Infoscience

Journal article

Fault reactivation during CO2 sequestration: Effects of well orientation on seismicity and leakage

Injection or withdrawal of fluid at depth may trigger felt seismicity. Such human-induced seismicity is a key environmental concern related to the exploitation of natural underground resources. Thus, understanding how to avoid triggering felt earthquakes plays a crucial role in the success of underground anthropogenic activities, such as CO2 geological storage. In this work, we conduct 3D simulations of injection-triggered fault reactivation, in order to investigate the effects of well geometry on seismic rupture and CO2 leakage. We analyze two different cases of injection, through (1) a vertical and (2) a horizontal well. Simulation results for the vertical well show the fault pressurizing faster and more locally than for the horizontal well, resulting in a smaller seismic event. For the horizontal well, the pressure is distributed over a wider area along the fault, which requires a longer time to reactivate, but results in a larger event.

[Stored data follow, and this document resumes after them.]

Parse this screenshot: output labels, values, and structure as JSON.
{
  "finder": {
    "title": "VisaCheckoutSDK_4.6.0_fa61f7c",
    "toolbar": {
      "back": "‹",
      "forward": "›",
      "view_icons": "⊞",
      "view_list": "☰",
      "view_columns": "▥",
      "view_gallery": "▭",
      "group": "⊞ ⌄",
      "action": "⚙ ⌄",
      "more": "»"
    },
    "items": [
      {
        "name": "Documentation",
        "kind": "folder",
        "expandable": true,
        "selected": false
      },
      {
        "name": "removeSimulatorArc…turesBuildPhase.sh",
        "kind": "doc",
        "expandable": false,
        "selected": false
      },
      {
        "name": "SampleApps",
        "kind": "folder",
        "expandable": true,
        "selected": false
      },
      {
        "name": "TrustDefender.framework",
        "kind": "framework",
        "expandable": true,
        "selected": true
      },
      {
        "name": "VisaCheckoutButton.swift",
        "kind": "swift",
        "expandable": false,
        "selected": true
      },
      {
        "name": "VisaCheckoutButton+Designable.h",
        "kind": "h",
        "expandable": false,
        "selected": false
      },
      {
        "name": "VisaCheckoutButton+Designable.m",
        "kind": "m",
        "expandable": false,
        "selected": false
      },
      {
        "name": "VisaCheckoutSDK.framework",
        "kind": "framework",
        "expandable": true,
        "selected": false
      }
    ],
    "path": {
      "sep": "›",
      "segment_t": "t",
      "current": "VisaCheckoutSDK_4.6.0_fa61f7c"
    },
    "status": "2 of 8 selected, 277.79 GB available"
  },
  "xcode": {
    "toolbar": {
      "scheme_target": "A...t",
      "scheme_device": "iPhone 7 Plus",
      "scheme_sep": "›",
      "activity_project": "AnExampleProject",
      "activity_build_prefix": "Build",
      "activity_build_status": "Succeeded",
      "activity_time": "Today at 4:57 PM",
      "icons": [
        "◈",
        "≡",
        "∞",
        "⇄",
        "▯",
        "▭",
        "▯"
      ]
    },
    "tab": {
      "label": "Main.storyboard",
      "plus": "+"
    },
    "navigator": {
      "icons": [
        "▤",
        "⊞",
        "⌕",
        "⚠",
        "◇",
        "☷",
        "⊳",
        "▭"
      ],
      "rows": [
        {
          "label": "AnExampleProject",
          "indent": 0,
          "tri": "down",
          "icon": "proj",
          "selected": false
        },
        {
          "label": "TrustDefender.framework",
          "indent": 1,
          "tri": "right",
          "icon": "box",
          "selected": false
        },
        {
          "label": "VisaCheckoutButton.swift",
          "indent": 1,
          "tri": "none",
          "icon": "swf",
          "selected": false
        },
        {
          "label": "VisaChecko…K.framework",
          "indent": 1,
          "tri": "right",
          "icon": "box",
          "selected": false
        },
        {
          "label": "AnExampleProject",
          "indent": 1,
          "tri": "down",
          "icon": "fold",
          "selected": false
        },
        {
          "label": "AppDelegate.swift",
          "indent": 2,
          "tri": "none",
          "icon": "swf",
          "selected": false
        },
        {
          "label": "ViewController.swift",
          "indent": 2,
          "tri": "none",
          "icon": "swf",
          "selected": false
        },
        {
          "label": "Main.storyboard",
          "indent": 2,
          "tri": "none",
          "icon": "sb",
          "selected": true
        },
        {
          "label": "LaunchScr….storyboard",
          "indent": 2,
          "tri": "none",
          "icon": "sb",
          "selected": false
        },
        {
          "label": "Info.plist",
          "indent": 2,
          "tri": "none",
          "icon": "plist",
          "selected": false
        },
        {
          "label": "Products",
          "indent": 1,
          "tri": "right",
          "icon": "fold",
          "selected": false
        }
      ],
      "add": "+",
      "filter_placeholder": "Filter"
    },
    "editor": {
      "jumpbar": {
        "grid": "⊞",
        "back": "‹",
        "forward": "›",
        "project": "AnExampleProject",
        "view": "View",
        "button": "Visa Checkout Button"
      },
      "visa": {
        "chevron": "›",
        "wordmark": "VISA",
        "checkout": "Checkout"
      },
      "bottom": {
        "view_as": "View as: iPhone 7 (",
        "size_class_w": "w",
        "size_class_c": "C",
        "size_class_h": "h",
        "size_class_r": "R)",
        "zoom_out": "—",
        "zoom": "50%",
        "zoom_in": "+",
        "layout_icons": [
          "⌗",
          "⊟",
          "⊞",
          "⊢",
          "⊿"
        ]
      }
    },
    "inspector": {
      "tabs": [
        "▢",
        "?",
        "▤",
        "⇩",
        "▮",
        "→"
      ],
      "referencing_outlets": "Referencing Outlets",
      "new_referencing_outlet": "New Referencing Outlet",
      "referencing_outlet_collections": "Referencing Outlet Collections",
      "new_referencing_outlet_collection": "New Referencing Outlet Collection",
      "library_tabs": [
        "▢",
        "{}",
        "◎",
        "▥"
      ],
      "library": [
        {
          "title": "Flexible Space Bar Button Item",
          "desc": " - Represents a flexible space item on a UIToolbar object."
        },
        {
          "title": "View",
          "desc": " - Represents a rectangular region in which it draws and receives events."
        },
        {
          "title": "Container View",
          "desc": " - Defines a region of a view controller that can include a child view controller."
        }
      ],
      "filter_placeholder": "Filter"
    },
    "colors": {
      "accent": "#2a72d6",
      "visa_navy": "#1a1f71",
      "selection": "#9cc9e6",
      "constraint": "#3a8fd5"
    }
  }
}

Fault reactivation also produces changes in damage-zone and fault-core permeability, allowing the CO2 to leak from the injection zone through overlying caprock, toward shallower depths. Although the calculated fault permeability enhancement is similar for the two cases, results show a slightly higher leakage rate for the vertical well in the region close to the well itself, while the leakage resulting from injection through the horizontal well is more widely distributed.Published 2015. This article is a U.S. Government work and is in the public domain in the USA.